Aquí lo adoptaron y les ha funcionado bien, el sentimiento religioso es carne de cultivo; el miedo es un sentimiento natural y fácil de transmitir; desde niño nos amenazaban con “el cuco”, que nadie sabía quién era pero hacía temer. Ser señalizado de enemigo crispa el debate y puede perderse la racionalidad como ha ocurrido con los grupos levantados en armas. La destrucción del adversario con epítetos subliminales y falacias puede conducir a la guerra.
Hay términos que son satanizados y otros sacralizados dependiendo de quién los enuncie. Ejemplo, la desigualdad en Colombia es una realidad fáctica, somos el tercer país más desigual del mundo, pero cuando alguien lee críticamente esta situación y habla de ella, dicen que este está sembrando el odio y la lucha de clases y por lo tanto, atenta contra las instituciones y “sobra” como le dijo un senador del CD a Petro; la lucha de clases solo opera cuando banalizan los problemas y se ignora a las minorías étnicas y raciales; ser señalizado así, por líderes políticos y con la resonancia de los medios, es convertirlo en blanco de los fanáticos que matan por sus ideas porque carecen de argumentos; por eso mueren centenares de líderes sociales.
La desigualdad es un factor perturbador que puede abordarse desde el punto de vista de la retórica o desde el análisis crítico; si se hace desde lo primero, se cae en el populismo, pero si es del otro lado es legítimo hacerlo. Colombia tiene una tradición violenta y de intolerancia atávica, nuestro transcurrir ha sido de guerras; por eso el diálogo es imposible, las posiciones son cada vez más vehementes y excluyentes, el interés particular prevalece sobre el público y el individuo sobre la sociedad.

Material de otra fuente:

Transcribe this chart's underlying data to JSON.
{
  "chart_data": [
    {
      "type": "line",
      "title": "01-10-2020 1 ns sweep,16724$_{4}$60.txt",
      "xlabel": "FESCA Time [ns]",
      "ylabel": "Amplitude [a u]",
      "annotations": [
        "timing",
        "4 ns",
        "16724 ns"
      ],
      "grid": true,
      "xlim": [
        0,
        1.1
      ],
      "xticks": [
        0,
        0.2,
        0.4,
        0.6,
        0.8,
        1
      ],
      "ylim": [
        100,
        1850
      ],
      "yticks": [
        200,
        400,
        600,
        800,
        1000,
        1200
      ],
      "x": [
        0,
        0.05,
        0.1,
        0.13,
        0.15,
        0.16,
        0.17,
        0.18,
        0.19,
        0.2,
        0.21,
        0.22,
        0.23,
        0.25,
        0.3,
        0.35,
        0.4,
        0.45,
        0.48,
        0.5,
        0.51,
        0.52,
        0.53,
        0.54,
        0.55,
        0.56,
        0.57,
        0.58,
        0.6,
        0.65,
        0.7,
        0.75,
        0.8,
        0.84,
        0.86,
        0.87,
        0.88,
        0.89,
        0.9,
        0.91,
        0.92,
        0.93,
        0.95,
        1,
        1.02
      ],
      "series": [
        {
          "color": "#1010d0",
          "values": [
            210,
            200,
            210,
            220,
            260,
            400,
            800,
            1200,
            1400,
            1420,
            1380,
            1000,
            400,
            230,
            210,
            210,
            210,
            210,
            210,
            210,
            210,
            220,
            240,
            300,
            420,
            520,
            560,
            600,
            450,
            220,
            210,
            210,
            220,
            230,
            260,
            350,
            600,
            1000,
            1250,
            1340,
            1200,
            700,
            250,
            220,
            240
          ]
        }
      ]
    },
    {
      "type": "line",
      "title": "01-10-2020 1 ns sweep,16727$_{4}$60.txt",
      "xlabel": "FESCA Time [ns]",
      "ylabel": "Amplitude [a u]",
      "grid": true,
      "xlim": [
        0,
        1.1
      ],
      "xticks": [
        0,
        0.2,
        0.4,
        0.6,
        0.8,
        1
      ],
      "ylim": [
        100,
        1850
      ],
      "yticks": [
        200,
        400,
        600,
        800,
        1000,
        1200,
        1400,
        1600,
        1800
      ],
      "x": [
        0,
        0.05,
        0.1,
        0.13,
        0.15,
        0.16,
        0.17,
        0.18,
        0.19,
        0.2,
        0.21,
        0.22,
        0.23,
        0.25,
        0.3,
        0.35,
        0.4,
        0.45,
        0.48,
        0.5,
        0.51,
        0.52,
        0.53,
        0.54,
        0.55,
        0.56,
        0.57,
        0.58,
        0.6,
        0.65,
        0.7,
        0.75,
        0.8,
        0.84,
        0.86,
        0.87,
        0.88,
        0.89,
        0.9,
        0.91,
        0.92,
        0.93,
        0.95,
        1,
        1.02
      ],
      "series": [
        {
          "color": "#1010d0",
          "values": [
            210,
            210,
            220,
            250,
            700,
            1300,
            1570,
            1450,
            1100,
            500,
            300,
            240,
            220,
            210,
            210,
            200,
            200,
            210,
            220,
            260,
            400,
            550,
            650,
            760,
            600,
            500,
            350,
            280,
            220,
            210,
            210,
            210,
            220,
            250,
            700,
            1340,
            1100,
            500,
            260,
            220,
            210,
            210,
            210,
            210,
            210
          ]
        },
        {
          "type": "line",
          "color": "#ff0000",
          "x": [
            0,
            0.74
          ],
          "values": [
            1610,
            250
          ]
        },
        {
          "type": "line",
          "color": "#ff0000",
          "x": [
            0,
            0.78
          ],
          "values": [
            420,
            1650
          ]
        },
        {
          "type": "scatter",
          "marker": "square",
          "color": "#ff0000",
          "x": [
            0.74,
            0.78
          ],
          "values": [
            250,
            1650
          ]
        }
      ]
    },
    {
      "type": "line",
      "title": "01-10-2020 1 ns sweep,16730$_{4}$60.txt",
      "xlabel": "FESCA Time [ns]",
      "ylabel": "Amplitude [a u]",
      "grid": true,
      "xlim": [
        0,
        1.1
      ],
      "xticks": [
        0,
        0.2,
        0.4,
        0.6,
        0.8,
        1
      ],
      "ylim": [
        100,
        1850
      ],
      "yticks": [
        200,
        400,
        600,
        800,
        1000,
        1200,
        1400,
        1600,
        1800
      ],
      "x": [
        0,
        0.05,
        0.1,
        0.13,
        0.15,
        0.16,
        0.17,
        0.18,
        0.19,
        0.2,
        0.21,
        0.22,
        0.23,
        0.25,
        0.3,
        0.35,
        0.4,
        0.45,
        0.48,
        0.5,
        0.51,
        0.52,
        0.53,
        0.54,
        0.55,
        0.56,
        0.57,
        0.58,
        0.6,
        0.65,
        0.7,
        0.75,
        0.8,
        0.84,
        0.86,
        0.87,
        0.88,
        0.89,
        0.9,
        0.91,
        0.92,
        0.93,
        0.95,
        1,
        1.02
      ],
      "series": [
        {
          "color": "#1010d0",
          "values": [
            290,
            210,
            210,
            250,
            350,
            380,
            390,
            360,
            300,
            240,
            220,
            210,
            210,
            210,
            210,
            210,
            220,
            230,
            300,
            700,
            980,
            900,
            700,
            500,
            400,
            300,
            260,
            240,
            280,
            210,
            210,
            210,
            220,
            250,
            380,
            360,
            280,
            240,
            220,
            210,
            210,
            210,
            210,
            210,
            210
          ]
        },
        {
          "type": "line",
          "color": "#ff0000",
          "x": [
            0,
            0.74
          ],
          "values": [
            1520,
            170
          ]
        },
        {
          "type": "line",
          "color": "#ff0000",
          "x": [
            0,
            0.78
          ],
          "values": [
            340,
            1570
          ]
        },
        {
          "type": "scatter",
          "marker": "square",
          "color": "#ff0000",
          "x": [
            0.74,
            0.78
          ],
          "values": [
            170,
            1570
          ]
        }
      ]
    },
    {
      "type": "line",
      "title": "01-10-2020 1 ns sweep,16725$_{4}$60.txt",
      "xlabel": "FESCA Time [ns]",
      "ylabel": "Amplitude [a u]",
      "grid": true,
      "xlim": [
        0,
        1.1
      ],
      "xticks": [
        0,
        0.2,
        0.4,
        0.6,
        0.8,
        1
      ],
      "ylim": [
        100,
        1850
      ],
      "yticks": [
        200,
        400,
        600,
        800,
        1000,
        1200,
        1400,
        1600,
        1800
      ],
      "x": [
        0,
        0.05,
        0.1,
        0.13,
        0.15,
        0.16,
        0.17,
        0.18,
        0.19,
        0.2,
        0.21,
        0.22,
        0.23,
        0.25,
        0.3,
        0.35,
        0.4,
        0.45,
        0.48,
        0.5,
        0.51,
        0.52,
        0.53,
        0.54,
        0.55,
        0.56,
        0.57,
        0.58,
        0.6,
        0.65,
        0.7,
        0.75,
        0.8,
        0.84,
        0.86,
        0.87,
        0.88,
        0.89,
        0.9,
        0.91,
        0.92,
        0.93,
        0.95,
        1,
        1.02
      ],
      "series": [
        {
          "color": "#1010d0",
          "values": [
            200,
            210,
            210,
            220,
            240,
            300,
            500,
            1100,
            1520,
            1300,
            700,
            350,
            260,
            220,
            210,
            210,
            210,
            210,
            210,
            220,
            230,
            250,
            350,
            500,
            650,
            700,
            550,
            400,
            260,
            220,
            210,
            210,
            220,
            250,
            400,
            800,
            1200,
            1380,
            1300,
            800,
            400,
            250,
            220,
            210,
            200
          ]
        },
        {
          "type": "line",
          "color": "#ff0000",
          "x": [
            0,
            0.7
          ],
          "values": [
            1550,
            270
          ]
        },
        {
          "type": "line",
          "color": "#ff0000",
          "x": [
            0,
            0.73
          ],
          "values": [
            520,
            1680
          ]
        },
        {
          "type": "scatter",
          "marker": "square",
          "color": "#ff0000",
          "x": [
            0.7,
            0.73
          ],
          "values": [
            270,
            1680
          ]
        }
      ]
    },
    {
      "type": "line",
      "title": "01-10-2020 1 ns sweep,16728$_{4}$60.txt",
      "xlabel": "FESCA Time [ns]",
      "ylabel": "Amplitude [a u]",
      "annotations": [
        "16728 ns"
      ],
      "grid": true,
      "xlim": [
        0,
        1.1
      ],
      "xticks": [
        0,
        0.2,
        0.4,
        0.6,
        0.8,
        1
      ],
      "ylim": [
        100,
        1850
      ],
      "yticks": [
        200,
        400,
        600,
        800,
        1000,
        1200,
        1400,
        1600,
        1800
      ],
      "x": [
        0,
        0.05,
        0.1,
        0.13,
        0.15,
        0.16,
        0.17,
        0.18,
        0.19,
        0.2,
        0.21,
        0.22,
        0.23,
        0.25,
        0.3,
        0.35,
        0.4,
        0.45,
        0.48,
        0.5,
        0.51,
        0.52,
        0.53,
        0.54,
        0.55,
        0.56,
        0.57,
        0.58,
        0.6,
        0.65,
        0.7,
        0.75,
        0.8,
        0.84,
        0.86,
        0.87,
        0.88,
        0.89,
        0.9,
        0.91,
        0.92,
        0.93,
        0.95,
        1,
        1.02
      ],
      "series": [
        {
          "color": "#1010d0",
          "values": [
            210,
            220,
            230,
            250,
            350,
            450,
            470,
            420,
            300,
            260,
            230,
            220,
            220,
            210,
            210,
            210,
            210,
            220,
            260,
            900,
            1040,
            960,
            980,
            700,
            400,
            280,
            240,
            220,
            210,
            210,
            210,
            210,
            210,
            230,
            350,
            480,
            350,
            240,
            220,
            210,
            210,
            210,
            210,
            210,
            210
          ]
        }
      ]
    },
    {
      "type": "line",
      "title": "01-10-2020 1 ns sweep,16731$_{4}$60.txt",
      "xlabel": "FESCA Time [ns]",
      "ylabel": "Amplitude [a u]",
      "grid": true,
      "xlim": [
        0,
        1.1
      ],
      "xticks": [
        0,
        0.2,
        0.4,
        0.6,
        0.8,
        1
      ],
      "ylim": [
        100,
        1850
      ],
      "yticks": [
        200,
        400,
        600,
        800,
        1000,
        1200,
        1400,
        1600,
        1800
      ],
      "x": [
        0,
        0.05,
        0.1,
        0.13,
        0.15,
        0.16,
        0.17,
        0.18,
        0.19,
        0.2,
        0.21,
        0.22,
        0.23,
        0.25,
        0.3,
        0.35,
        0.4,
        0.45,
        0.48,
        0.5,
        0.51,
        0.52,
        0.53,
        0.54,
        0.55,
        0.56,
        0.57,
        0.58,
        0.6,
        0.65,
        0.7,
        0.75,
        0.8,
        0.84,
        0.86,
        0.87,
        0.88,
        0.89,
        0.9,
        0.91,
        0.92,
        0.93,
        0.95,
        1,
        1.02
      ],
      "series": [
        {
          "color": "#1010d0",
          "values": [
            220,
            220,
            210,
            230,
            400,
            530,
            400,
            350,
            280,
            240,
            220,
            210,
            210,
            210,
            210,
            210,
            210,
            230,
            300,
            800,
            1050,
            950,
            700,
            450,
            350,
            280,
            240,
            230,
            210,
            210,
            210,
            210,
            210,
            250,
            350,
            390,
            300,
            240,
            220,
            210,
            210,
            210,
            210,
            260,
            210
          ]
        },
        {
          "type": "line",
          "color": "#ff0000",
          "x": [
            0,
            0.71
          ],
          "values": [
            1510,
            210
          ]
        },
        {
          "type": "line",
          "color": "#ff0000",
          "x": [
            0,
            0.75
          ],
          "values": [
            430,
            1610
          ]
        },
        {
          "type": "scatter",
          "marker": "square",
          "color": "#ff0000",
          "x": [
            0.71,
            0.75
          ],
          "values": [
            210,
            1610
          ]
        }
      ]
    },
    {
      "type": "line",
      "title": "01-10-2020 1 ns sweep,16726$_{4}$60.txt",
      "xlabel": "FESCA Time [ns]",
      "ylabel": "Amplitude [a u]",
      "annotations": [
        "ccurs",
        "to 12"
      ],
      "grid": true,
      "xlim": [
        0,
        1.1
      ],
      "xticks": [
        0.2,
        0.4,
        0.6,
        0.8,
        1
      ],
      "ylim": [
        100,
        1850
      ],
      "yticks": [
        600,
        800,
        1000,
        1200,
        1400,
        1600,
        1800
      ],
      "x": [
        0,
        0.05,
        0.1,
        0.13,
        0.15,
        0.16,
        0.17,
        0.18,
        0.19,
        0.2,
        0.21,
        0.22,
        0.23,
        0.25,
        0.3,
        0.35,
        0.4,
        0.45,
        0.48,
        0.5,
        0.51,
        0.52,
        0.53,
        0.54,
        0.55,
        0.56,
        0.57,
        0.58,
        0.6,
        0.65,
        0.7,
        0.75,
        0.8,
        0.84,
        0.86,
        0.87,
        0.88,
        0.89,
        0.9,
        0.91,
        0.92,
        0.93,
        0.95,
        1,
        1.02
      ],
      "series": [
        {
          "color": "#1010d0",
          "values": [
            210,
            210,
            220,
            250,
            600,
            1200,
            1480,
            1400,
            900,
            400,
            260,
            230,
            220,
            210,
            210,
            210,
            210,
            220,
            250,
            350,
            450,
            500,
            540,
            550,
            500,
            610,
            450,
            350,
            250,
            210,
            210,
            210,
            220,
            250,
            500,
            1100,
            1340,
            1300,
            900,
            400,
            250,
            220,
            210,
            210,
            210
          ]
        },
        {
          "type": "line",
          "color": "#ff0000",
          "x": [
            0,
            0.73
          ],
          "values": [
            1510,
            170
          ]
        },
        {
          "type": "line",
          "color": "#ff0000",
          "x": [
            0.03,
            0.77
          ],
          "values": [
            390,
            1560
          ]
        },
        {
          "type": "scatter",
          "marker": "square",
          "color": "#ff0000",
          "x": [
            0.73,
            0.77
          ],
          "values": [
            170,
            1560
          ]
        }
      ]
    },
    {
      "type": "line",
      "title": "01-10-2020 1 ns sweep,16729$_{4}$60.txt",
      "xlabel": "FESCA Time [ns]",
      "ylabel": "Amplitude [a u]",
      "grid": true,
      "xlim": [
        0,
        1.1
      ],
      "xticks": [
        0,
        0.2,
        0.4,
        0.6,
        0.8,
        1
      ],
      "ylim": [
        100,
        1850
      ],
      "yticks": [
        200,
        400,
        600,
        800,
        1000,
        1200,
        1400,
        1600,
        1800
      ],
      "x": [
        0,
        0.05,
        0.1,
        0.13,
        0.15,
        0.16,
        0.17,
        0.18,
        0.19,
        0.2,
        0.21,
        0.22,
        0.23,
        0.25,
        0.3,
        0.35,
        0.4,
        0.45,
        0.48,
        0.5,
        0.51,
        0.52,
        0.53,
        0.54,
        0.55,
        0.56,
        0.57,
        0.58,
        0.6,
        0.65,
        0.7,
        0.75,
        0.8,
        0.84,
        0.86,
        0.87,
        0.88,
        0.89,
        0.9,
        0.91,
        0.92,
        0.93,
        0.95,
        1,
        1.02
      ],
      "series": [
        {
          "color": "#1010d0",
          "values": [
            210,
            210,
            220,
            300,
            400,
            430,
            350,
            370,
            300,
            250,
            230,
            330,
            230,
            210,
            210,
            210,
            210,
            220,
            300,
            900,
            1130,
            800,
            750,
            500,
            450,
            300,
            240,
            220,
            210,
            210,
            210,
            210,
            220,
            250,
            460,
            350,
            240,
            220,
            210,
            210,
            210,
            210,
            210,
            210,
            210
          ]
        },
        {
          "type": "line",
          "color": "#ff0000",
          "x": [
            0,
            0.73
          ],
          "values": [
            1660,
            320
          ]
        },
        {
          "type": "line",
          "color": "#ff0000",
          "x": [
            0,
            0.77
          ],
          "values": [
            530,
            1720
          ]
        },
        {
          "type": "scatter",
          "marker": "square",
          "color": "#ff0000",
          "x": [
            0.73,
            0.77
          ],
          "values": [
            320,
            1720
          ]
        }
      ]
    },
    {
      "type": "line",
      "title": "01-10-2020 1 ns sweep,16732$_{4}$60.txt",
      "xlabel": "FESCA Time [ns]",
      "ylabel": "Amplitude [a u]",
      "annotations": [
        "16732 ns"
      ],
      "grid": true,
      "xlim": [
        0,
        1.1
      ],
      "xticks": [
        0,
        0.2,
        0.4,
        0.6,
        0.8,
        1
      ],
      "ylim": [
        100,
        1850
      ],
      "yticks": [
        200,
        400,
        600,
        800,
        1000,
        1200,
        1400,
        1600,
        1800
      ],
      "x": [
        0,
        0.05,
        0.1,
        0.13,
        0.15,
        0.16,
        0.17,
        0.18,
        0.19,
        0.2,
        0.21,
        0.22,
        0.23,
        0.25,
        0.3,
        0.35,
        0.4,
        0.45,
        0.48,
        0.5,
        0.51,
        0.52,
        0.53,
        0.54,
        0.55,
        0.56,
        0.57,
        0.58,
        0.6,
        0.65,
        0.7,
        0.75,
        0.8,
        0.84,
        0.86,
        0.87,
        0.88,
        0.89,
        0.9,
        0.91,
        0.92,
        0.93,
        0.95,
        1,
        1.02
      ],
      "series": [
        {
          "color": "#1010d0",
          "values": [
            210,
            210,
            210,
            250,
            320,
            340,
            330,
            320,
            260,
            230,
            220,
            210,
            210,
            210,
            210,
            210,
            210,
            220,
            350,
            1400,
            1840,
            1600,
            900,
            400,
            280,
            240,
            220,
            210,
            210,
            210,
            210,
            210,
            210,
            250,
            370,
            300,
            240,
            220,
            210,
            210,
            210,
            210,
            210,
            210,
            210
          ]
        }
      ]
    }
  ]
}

La verdad, nos falta civismo para el debate. Cuando se extrema la intolerancia, surge el autoritarismo al estilo Luis XIV. Esto es fácil de vender en Colombia; en 2017, el Centro Nacional de Consultoría determinó que el 61 % de los colombianos tiene perfil autoritario, por eso este método ha calado tanto en amplios sectores de la sociedad. Más, el autoritarismo no es buen consejero y, más bien, induce a las gentes a replicar estas conductas. Dentro de esta categoría para gobernar, el crimen paga. A mis lectores, amigos y familiares, les deseo felices pascuas y un próspero año nuevo. Nos vemos en enero.